La numérisation continue de documents visuels sur Le Caire moderne, que ce soit par des institutions publiques ou par le marché, enrichit chaque jour un peu plus la connaissance que l’on peut avoir de son paysage bâti historique. L’apport est parfois indirect. C’est par le truchement d’une plaquette présente sur une plateforme de ventes en ligne qu’a pu être exhumée une documentation insoupçonnée sur l’architecte allemand Johann Adam Rennebaum (1858-1937) qui travailla plus de 50 ans en Égypte à partir des années 1890 (Ibrahim, 2019, p. 11). La contribution est le plus souvent directe par l’apparition en ligne de sources visuelles ou textuelles jusque-là inconnues.
Ces sources inédites ne sont pas toujours faciles à manipuler. Elles sont par essence éphémères puisque les pages en ligne ont une durée de vie moyenne de l’ordre de 90 jours. Les images sont parfois très sommairement légendées, ou renvoient à des localisations ambiguës. Le cliché intitulé « Egypte, Caire, Hôtel Continental » offert à la vente depuis mai 2024 (Fig. 1) appartient au second cas de figure.
Fig. 1. Zangaki, Hôtel Continental, tirage albuminé mis en vente en ligne.
Fig. 2. Hôtel Continental, Bibliothèque nationale de France, département Estampes et photographie, EI-182, https://gallica.bnf.fr/ark:/12148/btv1b53120089f/f2.item.r=%22Le%20Caire,%20H%C3%B4tel%20continental%22
Deux hôtels au moins portant ce nom ont existé en des lieux différents de la ville. Le plus connu faisait face aux jardins de l’Azbakiyya (Fig. 2). C’est ce dernier que l’entreprise publique EGOTH (Egyptian General Co. For Tourism and Hotels) a quasiment entièrement démoli, en 2018, après l’avoir vidé de ses occupants, pour le reconstruire prétendument à l’identique et en faire un nouveau palace en plein cœur d’une frange déclassée du centre-ville– on appréciera la Bentley au centre de l’image (Fig. 3).
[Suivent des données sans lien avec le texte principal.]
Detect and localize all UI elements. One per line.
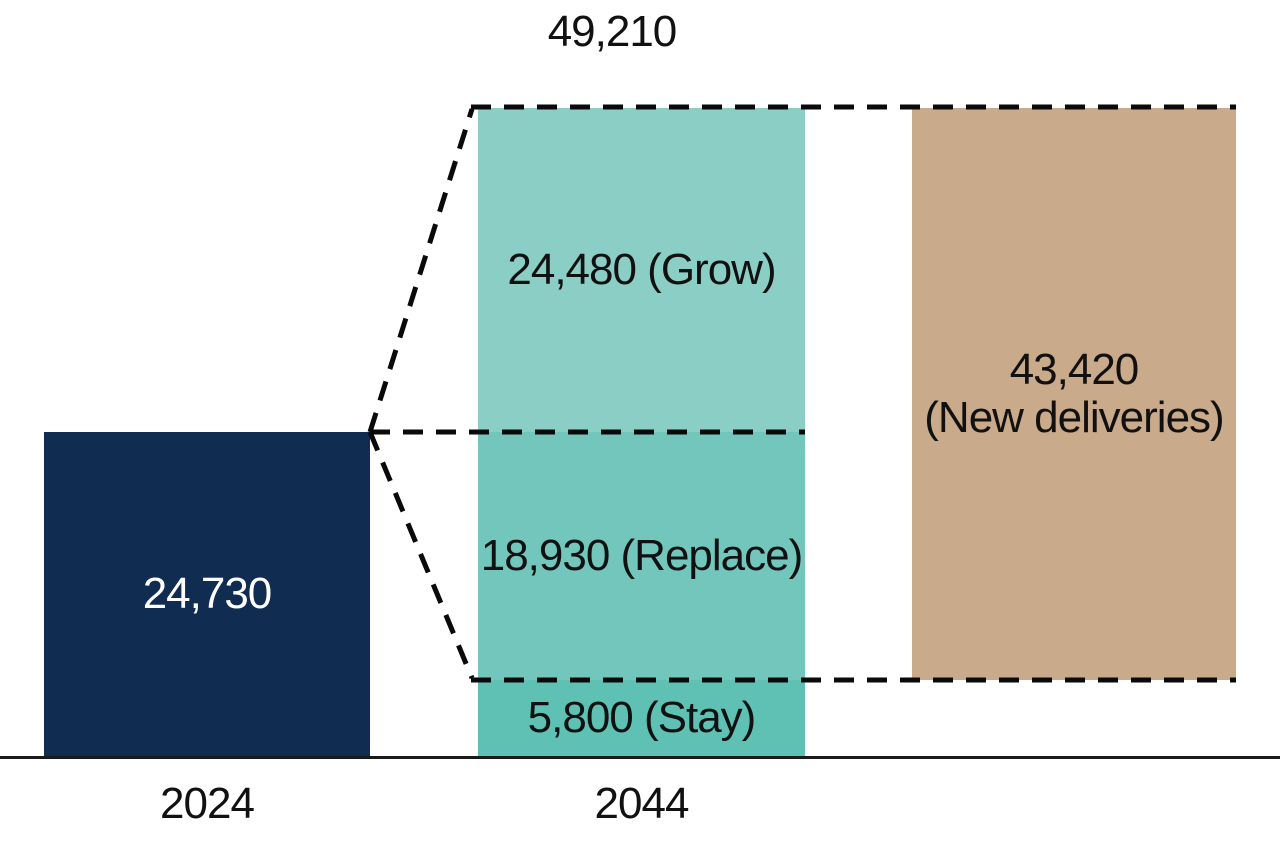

Fig. 3. Projet d’EGOTH pour la reconstruction de l’hôtel Continental placardée sur le mur d’enceinte du chantier. Cliché de l’auteur.
Seul le croisement des annuaires et des cartes historiques mises à disposition sur Gallica et al-Madaq, et la mise en relation avec d’autres photographies (en l’occurrence le cliché n° 1400 de l’atelier Bonfils), permet d’identifier où se trouvait le premier. La façade d’angle qui figure au premier plan de la Fig.1 dévoile l’entrée latérale de l’hôtel sur la rue Gawad Husni, alors que le cliché Bonfils montre la façade principale sur la rue Qasr al-Nil. L’édifice prend place sur les terrains de l’ancien hippodrome du Caire et sa construction est donc postérieure à 1881, date à laquelle cet établissement avait été démoli puis loti. On aperçoit à l’arrière-plan une annexe portant le nom de l’hôtel, peut-être construite dans un second temps, à moins que ce ne soit l’inverse.
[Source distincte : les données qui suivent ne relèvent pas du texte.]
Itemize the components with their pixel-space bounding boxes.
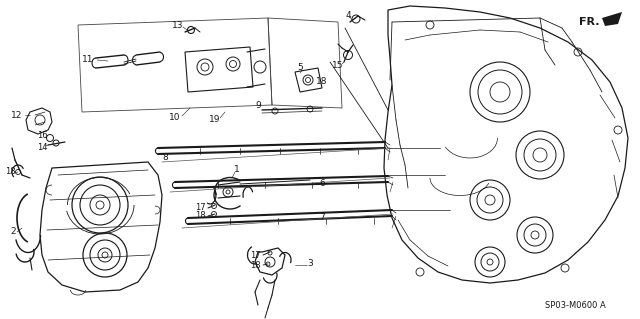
Text: 2: 2 bbox=[10, 227, 16, 236]
Text: 1: 1 bbox=[234, 166, 240, 174]
Text: SP03-M0600 A: SP03-M0600 A bbox=[545, 300, 605, 309]
Text: 18: 18 bbox=[195, 211, 205, 220]
Text: 11: 11 bbox=[83, 56, 93, 64]
Text: FR.: FR. bbox=[579, 17, 600, 27]
Text: 9: 9 bbox=[255, 101, 261, 110]
Text: 8: 8 bbox=[162, 152, 168, 161]
Text: 4: 4 bbox=[345, 11, 351, 20]
Text: 18: 18 bbox=[4, 167, 15, 176]
Text: 5: 5 bbox=[297, 63, 303, 72]
Text: 17: 17 bbox=[250, 250, 260, 259]
Text: 6: 6 bbox=[319, 179, 325, 188]
Text: 18: 18 bbox=[316, 78, 328, 86]
Text: 15: 15 bbox=[332, 61, 344, 70]
Text: 14: 14 bbox=[36, 143, 47, 152]
Text: 10: 10 bbox=[169, 114, 180, 122]
Polygon shape bbox=[602, 12, 622, 26]
Text: 17: 17 bbox=[195, 204, 205, 212]
Text: 7: 7 bbox=[319, 213, 325, 222]
Text: 13: 13 bbox=[172, 21, 184, 31]
Text: 16: 16 bbox=[36, 131, 47, 140]
Text: 19: 19 bbox=[209, 115, 221, 124]
Text: 3: 3 bbox=[307, 258, 313, 268]
Text: 18: 18 bbox=[250, 261, 260, 270]
Text: 12: 12 bbox=[11, 110, 22, 120]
C’est pour faciliter la localisation de la documentation visuelle sur Le Caire khédivial qu’a été créé le site « Édifices et ouvrages d’art du Caire moderne (XIXe- XXe siècles) : un atlas visuel ». 479 vues historiques du Caire, issues du fonds Karkégi et mises à disposition sur Gallica et Persée, y sont à l’heure actuelle géolocalisées.
Sources:
Tarek Ibrahim, Shepheard’s of Cairo: the Birth of the Oriental Grand Hotel, Wiesbaden: Reichert Verlag, 2019.